OREANDA-NEWS. July 22, 2008. Against the background of an ever tougher risk environment and growing demands from investors, regulators and rating agencies, PricewaterhouseCoopers says that many insurers and other financial services organisations are asking questions about the effectiveness of ERM and its ability to deliver a return on investment or meet the expectations of stakeholders, reported the press-centre of PricewaterhouseCoopers

Good progress has been made in terms of developing and implementing ERM capabilities amongst insurers. More than 90% of survey respondents have ERM programmes in place and see it as an opportunity to improve decision-making and increase shareholder value.
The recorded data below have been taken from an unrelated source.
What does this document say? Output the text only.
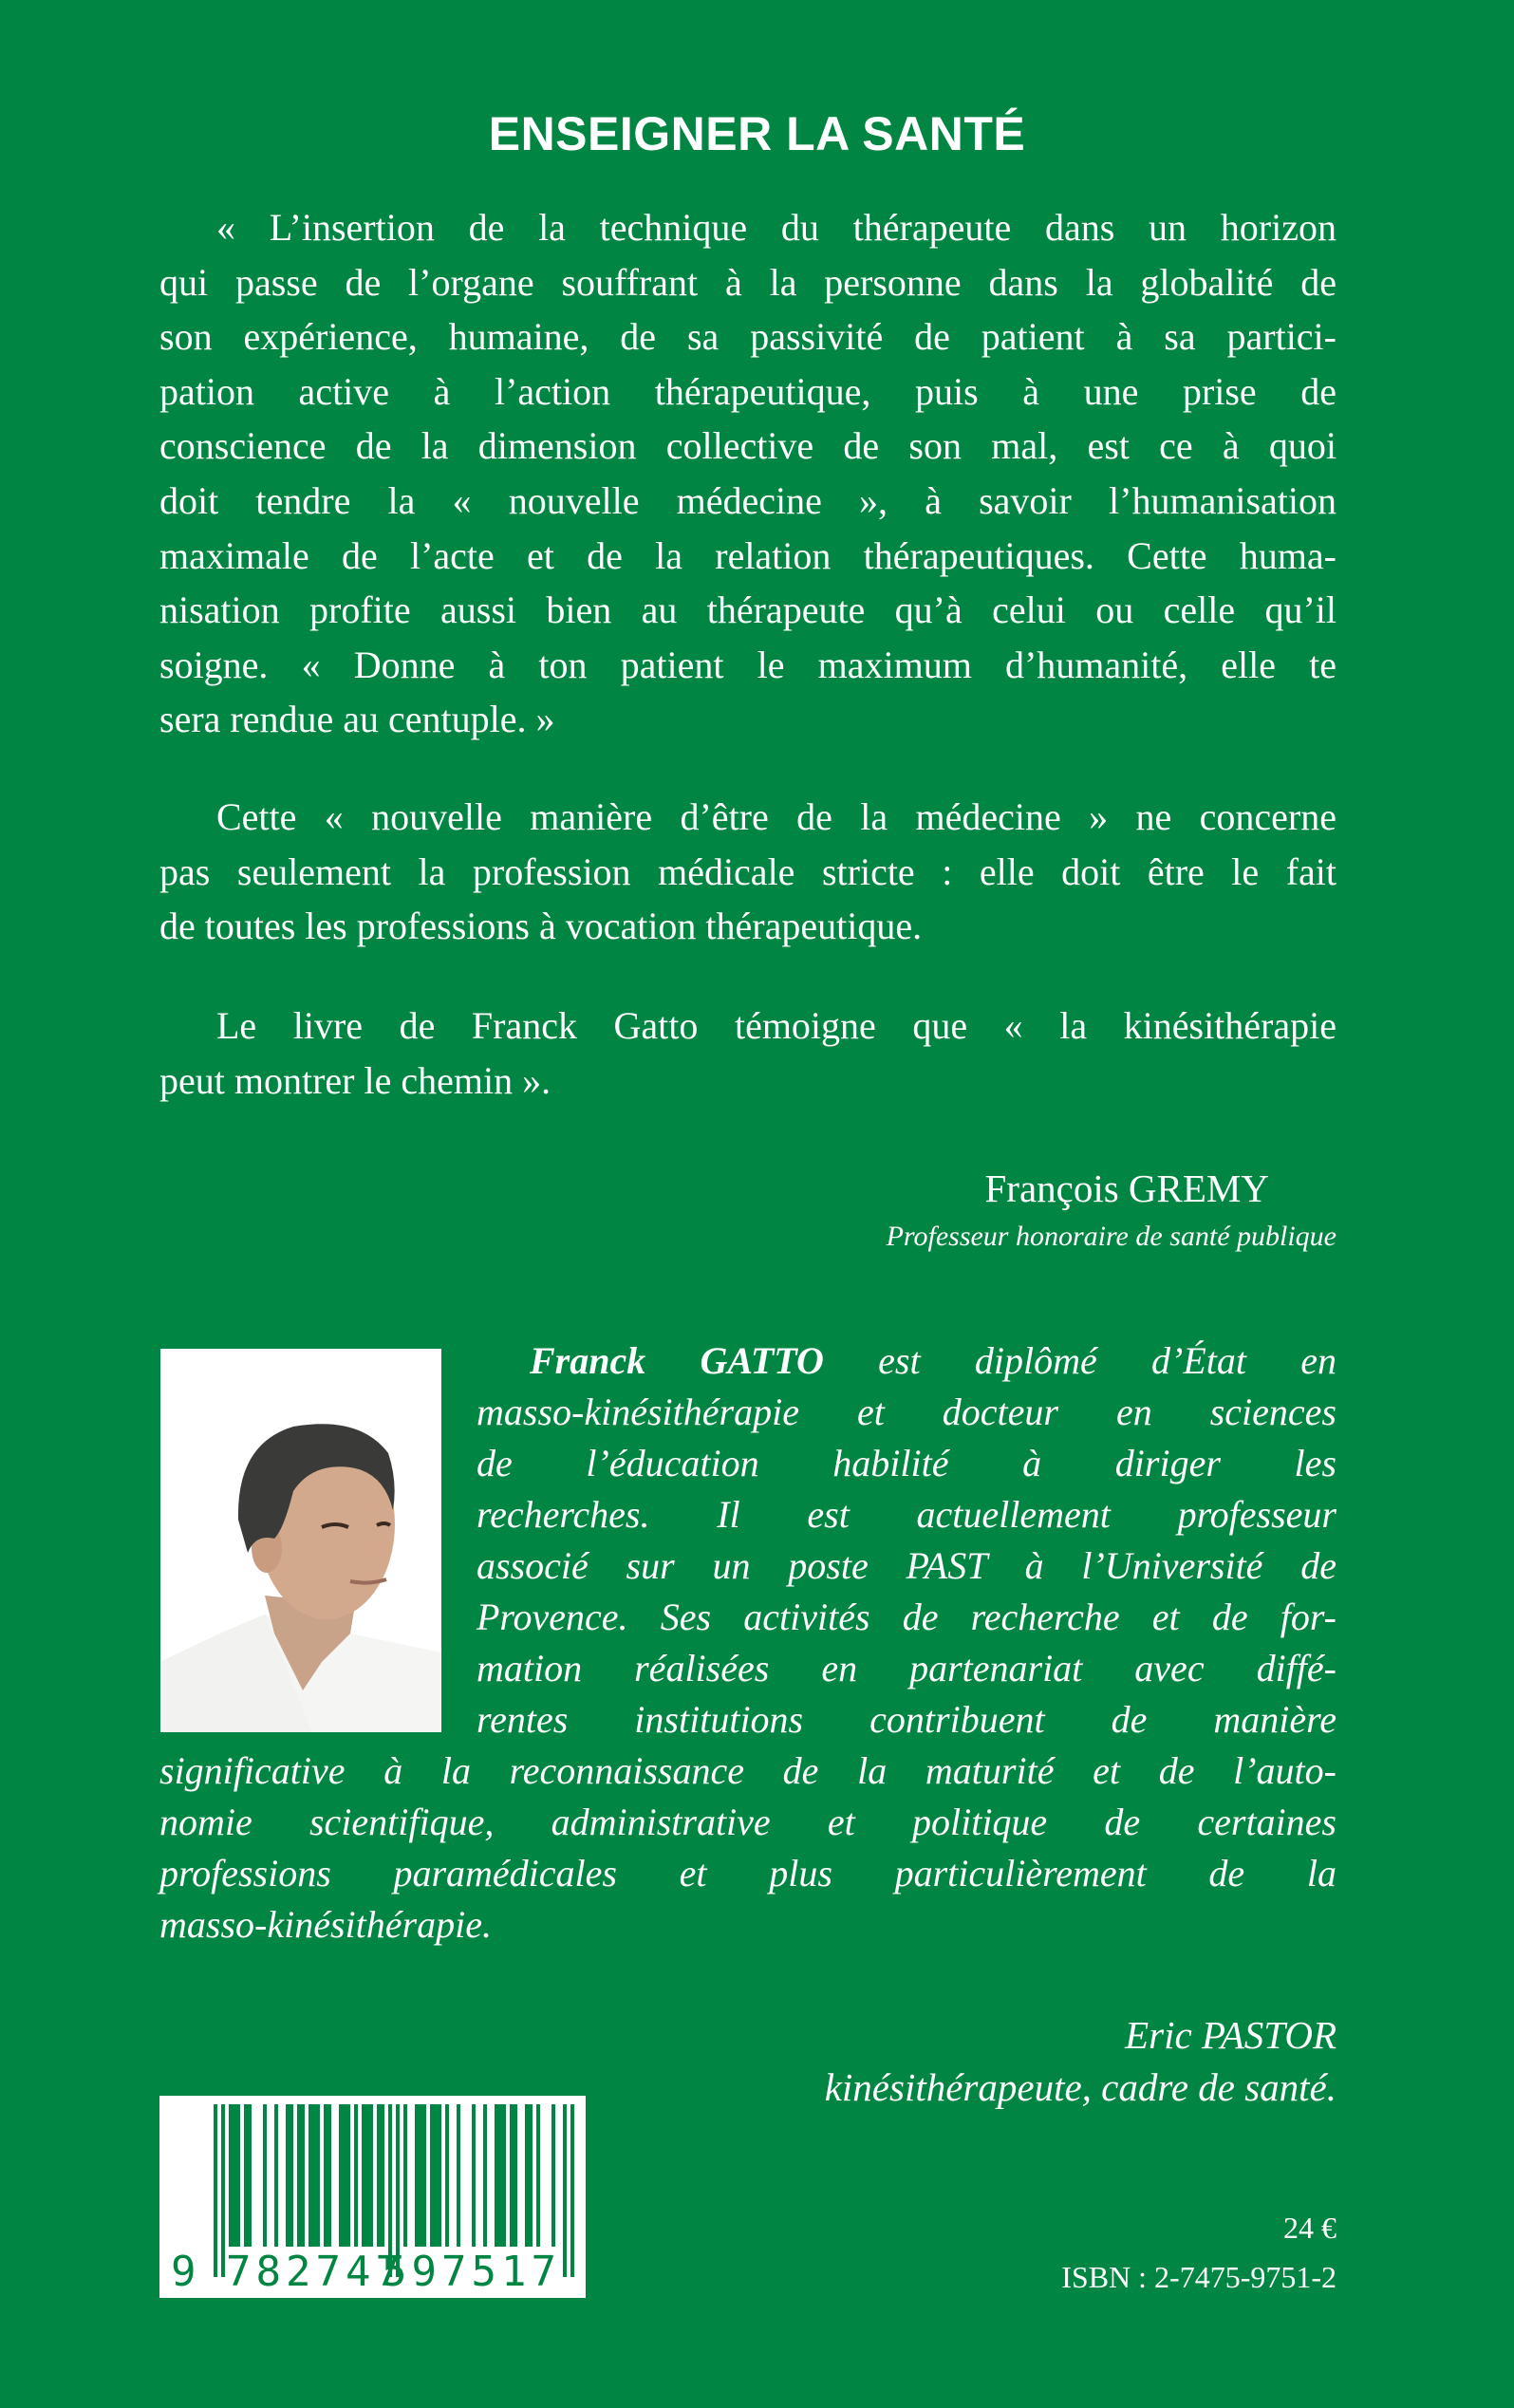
ENSEIGNER LA SANTÉ
« L’insertion de la technique du thérapeute dans un horizon
qui passe de l’organe souffrant à la personne dans la globalité de
son expérience, humaine, de sa passivité de patient à sa partici-
pation active à l’action thérapeutique, puis à une prise de
conscience de la dimension collective de son mal, est ce à quoi
doit tendre la « nouvelle médecine », à savoir l’humanisation
maximale de l’acte et de la relation thérapeutiques. Cette huma-
nisation profite aussi bien au thérapeute qu’à celui ou celle qu’il
soigne. « Donne à ton patient le maximum d’humanité, elle te
sera rendue au centuple. »
Cette « nouvelle manière d’être de la médecine » ne concerne
pas seulement la profession médicale stricte : elle doit être le fait
de toutes les professions à vocation thérapeutique.
Le livre de Franck Gatto témoigne que « la kinésithérapie
peut montrer le chemin ».
François GREMY
Professeur honoraire de santé publique
Franck GATTO est diplômé d’État en
masso-kinésithérapie et docteur en sciences
de l’éducation habilité à diriger les
recherches. Il est actuellement professeur
associé sur un poste PAST à l’Université de
Provence. Ses activités de recherche et de for-
mation réalisées en partenariat avec diffé-
rentes institutions contribuent de manière
significative à la reconnaissance de la maturité et de l’auto-
nomie scientifique, administrative et politique de certaines
professions paramédicales et plus particulièrement de la
masso-kinésithérapie.
Eric PASTOR
kinésithérapeute, cadre de santé.
9 782747
597517
24 €
ISBN : 2-7475-9751-2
ERM is also clearly a boardroom priority across the industry, (66% strongly agree and 23% slightly agree), with some 40% of respondents stating that their firm has a board-level ERM committee. The role of the chief risk officer (CRO) is also gaining in stature with around 60% of firms saying that their CRO communicates directly with the board on at least some risk management issues.

And yet, despite progress at the top, the study found that ERM is, in many cases, neither relevant to nor clearly understood by business teams. It is not fully embedded into strategic decisions and its integration into day-to-day decision making and frontline risk taking within many insurance companies remains limited, potentially undermining its ability to deal with a more complex risk environment and more exacting stakeholder expectations. Fewer than half of survey participants are confident that ERM has been embedded into their strategic planning, resource allocation and performance management functions.

Sergey Kostrikov, Partner, PricewaterhouseCoopers, said:

“Senior management expectations of ERM have soared as they increasingly look for ERM to help them strike the right balance between risk and reward amid mounting competition, a softening of non-life rates and the credit turmoil which has highlighted systematic risk management failures in many financial services businesses. At the same time, the evolving risk environment and more exacting analyst, investor, regulator and rating agency expectations are raising the bar for ERM, increasing the pressure on insurers to put risk at the heart of their strategy and operations.

“The findings of our latest survey indicate that while many insurers have made valuable progress in developing effective ERM capabilities, unless they make ERM relevant to and integral across their businesses as a whole it will not meet expectations and achieve anticipated objectives.”

Risk limits often do not reflect enterprise-wide risk appetite

Procedures for monitoring and control are often still orientated around separate risk/business silos, making a portfolio view of risk difficult to sustain. While most insurers are at least ‘fairly confident’ (and 44% are ‘very confident’) that they have clearly defined their risk appetite, critically, the alignment of risk appetite and key business decisions is often limited.

ERM effectiveness is often hindered by poor risk information and analysis

Many respondents also recognise that their risk and data systems are still patchy. According to the survey, fewer than 40% of respondents believe their firm’s risk data and systems are ‘good’ or ‘excellent’, only a marginal improvement from 2004. Communication and escalation of risk information were also highlighted as areas of weakness. Many participants are still finding it difficult to monitor and manage emerging risks, and fewer respondents appear to be using their ERM knowledge to identify and capitalise on unfolding opportunities, rather than simply mitigating their exposures.

Attracting and retaining talent is critical

Good people are critical to developing the status and effectiveness of ERM. It is telling that few respondents felt able to answer the question about the industry’s ability to attract, hire and train competent risk managers.

Sergey Kostrikov, Partner, PricewaterhouseCoopers, said:

“Greater attention to recruitment and career development will be critical in ensuring that organisations have the people they need to develop and deliver value from ERM. In turn, more effective training could help to improve awareness of risk and enhance understanding of how ERM worked and can contribute to the business.”

The PricewaterhouseCoopers global survey demonstrates a strong commitment for ERM but if insurers want to take ERM to the next level, they need to develop a much stronger firm-wide understanding of its mission and objectives, a clearer allocation of appropriate roles and responsibilities and the ability to leverage risk management capabilities that already exist within the company.

Sergey Kostrikov, Partner, PricewaterhouseCoopers, concluded:

“Developing ERM (enterprise risk management) is as relevant for Russian insurers as it is for Western ones. The insurance market’s rapid growth, particularly in car insurance and mortgages, and the consequent rapid growth of Russian insurance portfolios can set back the organisation of adequate risk management systems — not only for underwriting risks, but for operational ones as well.

Consequently, to give one example, corporate systems aimed at combating one of the key operational risks — insurance fraud — have a number of significant weaknesses: use of outdated systems and technology, inadequate attentiveness on the part of employees and partners, incentive systems marked by inconsistencies that hamper risk identification, etc. Only a few Russian companies exploit ERM opportunities: according to our data, only three of the 10 leading Russian insurers implement some kind of integrated ERM elements.

It is likely 2008 will provide an immediate challenge to the efficacy and organisational relevance of ERM as insurers face market and economic stress. However, within this challenging environment, effective ERM could help companies to sustain investor confidence, identify commercial opportunities and allocate scarce capital where it can earn its best risk adjusted return.”